I remember one teenage year on the night of the Miss Christian County pageant. The show was over, things were winding down, and the midway was thinning out. I ran into my friend (we’ll call him “R”), a guy I’d known since gradeschool. We were talking near the all-but-empty grandstand, when who should call out and approach us but the girl who’d just been crowned Queen . . . Miss Christian County! She was a year or two ahead of us in school. She may have been in chorus with us — I’m no longer sure — but of course we weren’t friends. We were geeky guys who played D&D and read books and stuff, and she was this gorgeous person who probably wouldn’t have noticed us in the school halls. (I’m not blaming her; that’s just the way life is, right? Kids — and grownups — move in different circles.)
But anyway, she says hi to us and calls us by name, as if she’s really happy to see us, as if we’re her best friends. We stand and talk and congratulate her. I’m sure R and I are both wondering why on Earth she’s alone after just winning the pageant, chosen as #1 among 30 or 40 of the county’s finest young women.
She asks if we would walk her back to her car. (!) The midway is muddy and uneven in places, and she’s wearing impractical high-heeled shoes and a long evening gown. She hands one of us her giant bouquet of flowers to carry, and she takes each of us by an arm, and we escort her across the fair grounds as it’s all settling down for the night, going to sleep, the engines shutting off, the lights starting, in places, to wink out.
That’s all there is to the story — we don’t save her from a marauding motorcycle gang or anything. We escort her safely back to her car, and she thanks us, and we say goodbye. She drives away, and we go on with our school lives, and I don’t recall that we ever talk with her again. Who knows why she was driving away alone on a night that has to be quite a glorious experience for a Midwest teenage girl? Probably she was meeting up with family and friends somewhere — we’ll never know. The point is, for a few minutes that evening, we two frogs from the pond got turned into princes and defended a princess against darkness and mud.

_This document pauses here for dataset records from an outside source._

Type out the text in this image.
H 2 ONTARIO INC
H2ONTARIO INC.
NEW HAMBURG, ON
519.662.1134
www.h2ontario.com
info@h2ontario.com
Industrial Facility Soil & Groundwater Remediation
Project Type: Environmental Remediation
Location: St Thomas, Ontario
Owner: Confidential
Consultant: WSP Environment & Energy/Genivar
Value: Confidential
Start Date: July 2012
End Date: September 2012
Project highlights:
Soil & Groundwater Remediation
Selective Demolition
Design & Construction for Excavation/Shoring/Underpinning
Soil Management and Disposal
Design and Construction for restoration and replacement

We had funnel cakes at our fair. There were corn dogs, of course, and popcorn (which no one got, because you could get it year-’round at the theater); there was cotton candy (isn’t that mystifying stuff, the way it just disintegrates when you put it into your mouth?), and there were lemon shake-ups (lemonade with ice and slices of lemon floating around in it). Best of all — the absolute KING of fair food — was something called Indian Bread. It was a local thing: a man named Les C. had a secret recipe for making it. Imagine a big, doughy square of cakey bread — deep fried in a vat, so it gets all wavy — then taken out and liberally slathered with semi-transparent white icing. You’d get that on a big napkin. It was piping hot, so you were in pain as you tore off a piece. For a while, the icing was still liquid and dripping. Halfway through the piece, it would harden into a nice, white, opaque frosting. Les C. has passed on now, but Mom used to play Bingo with his daughter. I asked her at one Bingo session if she had Les’s secret recipe for Indian Bread, and she said, “Oh, yes!” But I wonder if she ever makes it. . . .? I never see it at the county fair any more. We just have funnel cakes, which are a poor vestige.
I could go on and on, but I’ll stop there. I would truly love to hear any memories — daytime or nighttime — of magical (or mundane) fair or carnival experiences that you’d care to tell!